MCS – Mas depois fazem o contrário. É fundamental ter presente que cada medida que empobrece a sociedade amputa liberdade às pessoas. A pobreza elimina liberdade e destrói a democracia. É necessário identificar a verdade para sabermos agir e para onde caminhar. Esta inevitabilidade conduz aos medos e à resignação. As pessoas necessitam consciencializarem-se dos seus medos e da limitação que os medos lhe provocam. Depois, têm de romper essa limitação. Não se sai da crise através de uma varinha de condão. É preciso criar nas pessoas uma carga forte de responsabilização. Os processos que vivemos nas últimas décadas desresponsabilizaram. Ainda neste contexto, é urgente uma governação com ética e com responsabilização. Não se sai dos buracos atuais, enquanto o povo não reconhecer numa governação (não é apenas o governo) que tenha ética, rigor e transparência.
AE – Como contestar o atual modelo de governação?
MCS – Em primeiro lugar, a cidadania. Estamos muito distanciados… Precisamos de seres humanos interventivos porque discutir e pensar dá imenso trabalho. Estamos num tempo de apelo forte ao pensamento e à ação. É mesmo preciso pensar…
AE – Mas primeiro é fundamental cumprir o memorando da Troika?
MCS – Na governação atual apresentam-nos o memorando ou a governação da Troika como uma inevitabilidade que afinal não é tão inevitável quanto isso.

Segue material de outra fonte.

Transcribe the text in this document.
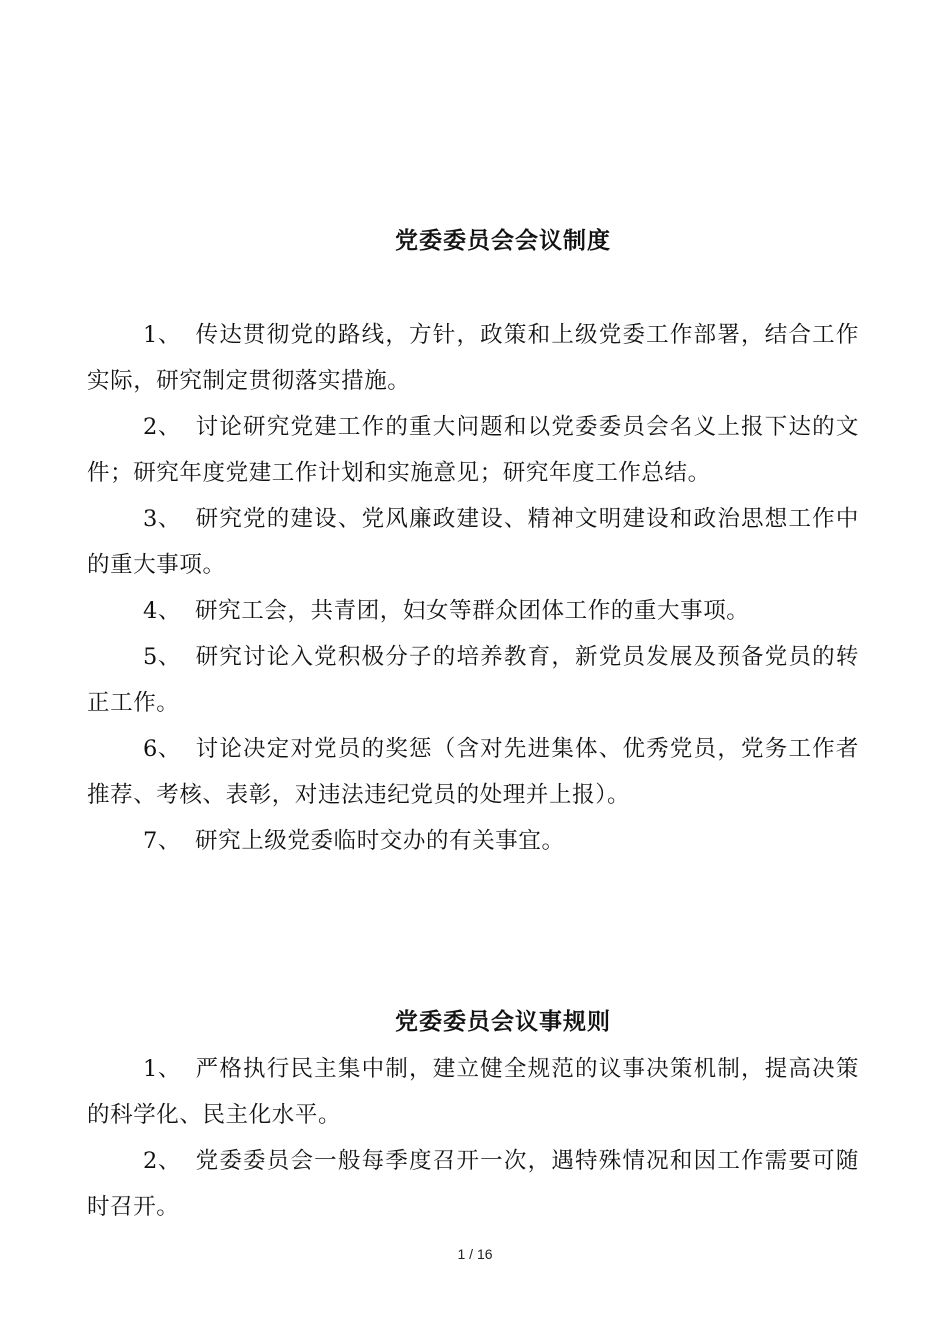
党委委员会会议制度

1、 传达贯彻党的路线，方针，政策和上级党委工作部署，结合工作实际，研究制定贯彻落实措施。

2、 讨论研究党建工作的重大问题和以党委委员会名义上报下达的文件；研究年度党建工作计划和实施意见；研究年度工作总结。

3、 研究党的建设、党风廉政建设、精神文明建设和政治思想工作中的重大事项。

4、 研究工会，共青团，妇女等群众团体工作的重大事项。

5、 研究讨论入党积极分子的培养教育，新党员发展及预备党员的转正工作。

6、 讨论决定对党员的奖惩（含对先进集体、优秀党员，党务工作者推荐、考核、表彰，对违法违纪党员的处理并上报）。

7、 研究上级党委临时交办的有关事宜。

党委委员会议事规则

1、 严格执行民主集中制，建立健全规范的议事决策机制，提高决策的科学化、民主化水平。

2、 党委委员会一般每季度召开一次，遇特殊情况和因工作需要可随时召开。

1 / 16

Veja-se o que o FMI tem dito nas últimas semanas: «Estes programas de austeridade não têm saída e que a austeridade generalizada que eles andaram a vender como caminho não é a saída porque são necessários programas de crescimento». Temos falta de uma estrutura financeira que se volte para o apoio à economia. A banca que temos, neste momento não dá atenção nenhuma ao setor produtivo. Para se sair da crise e resolver o problema do emprego é fundamental apoiar e dinamizar as pequenas empresas. As multinacionais e os grandes grupos que dominam o mundo não estão voltadas para responder ao problema real do desemprego e da criação de atividades económicas úteis. Não se pode pegar no memorando da Troika e dizer que isto é de interesse nacional porque é uma falácia total e uma mentira do tamanho do país.
AE – Quem está a falar é o académico que fez uma tese de doutoramento sobre «Trabalho e Sindicalismo em tempo de globalização» ou o sindicalista Manuel Carvalho da Silva?

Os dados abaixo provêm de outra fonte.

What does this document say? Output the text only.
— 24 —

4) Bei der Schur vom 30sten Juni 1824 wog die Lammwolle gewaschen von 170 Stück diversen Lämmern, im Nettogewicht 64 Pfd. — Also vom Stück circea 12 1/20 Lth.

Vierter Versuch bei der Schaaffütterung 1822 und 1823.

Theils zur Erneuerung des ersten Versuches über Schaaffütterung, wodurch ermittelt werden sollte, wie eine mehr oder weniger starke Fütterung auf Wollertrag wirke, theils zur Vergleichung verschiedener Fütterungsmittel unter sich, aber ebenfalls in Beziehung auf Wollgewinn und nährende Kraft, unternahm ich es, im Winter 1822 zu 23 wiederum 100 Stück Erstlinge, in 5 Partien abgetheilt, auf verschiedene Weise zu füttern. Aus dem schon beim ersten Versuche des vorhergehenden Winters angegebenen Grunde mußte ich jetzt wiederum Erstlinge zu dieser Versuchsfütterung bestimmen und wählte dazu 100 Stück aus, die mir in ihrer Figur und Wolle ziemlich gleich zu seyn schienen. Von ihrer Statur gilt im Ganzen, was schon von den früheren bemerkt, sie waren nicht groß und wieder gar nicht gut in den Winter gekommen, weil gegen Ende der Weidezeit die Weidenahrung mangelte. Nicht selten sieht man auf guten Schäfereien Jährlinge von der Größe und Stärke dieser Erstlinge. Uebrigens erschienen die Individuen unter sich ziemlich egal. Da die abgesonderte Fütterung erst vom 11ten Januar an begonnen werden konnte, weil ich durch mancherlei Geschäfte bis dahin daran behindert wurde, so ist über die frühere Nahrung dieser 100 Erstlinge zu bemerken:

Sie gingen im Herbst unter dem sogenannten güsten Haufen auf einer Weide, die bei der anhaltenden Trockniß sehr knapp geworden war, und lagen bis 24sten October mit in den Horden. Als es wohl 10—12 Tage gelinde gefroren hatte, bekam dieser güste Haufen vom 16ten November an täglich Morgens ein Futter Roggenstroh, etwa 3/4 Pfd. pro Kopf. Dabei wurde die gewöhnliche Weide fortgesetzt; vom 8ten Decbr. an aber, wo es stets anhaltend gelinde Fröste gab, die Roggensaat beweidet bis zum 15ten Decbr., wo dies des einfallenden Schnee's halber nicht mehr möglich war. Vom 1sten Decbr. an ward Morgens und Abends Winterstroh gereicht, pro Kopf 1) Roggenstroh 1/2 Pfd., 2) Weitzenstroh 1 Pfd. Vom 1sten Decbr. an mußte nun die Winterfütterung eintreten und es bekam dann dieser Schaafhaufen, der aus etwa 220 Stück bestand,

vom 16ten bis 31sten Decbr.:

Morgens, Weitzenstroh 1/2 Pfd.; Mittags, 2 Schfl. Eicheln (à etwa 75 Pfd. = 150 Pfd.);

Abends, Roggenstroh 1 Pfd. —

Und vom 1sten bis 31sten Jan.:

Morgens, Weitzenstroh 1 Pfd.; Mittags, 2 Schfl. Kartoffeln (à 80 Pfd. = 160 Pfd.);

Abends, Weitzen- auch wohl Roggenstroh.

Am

MCS – É um cidadão que aprendeu na vida, no sindicalismo e na academia.
AE – As marcas católicas dos seus tempos juvenis ainda se mantêm?
MCS – Essas mantêm-se. A nossa formação de infância e juventude tende com o caminhar da vida a reafirmar-se com alguma força.
AE – Há meia dúzia de anos, disse que era católico, mas não praticante. Já passou para a classe dos praticantes?
MCS – (Risos)… Está a confessar-me… Eu tenho as minhas práticas. Gestos e atitudes que todos os dias tomo e que estão relacionadas com a minha formação católica, mas que não se metem nos parâmetros formais com que, normalmente, é feita a leitura do que é ser praticante. O praticante é mesmo a vida vivida. Tenho estado em várias iniciativas promovidas por organismos da Igreja Católica.
AE – O contacto com o mundo do trabalho deu-lhe uma visão abrangente a realidade portuguesa?
MCS – Sou um privilegiado. Tive a sorte de fazer um percurso de vida no mundo do trabalho. Partilhando e vivendo problemas que me permitem ter grelhas de leitura.
AE – Como está o projeto do observatório sobre a crise e alternativas?
MCS – É um caminho que se está a iniciar e um projeto criado pelo Centro de Estudos Sociais da Universidade de Coimbra, mas com a colaboração da OIT (Organização Internacional do Trabalho). Através deste observatório tentaremos dar contributos ao nível da gestação de alternativas. Queremos produzir relatórios e observações regulares.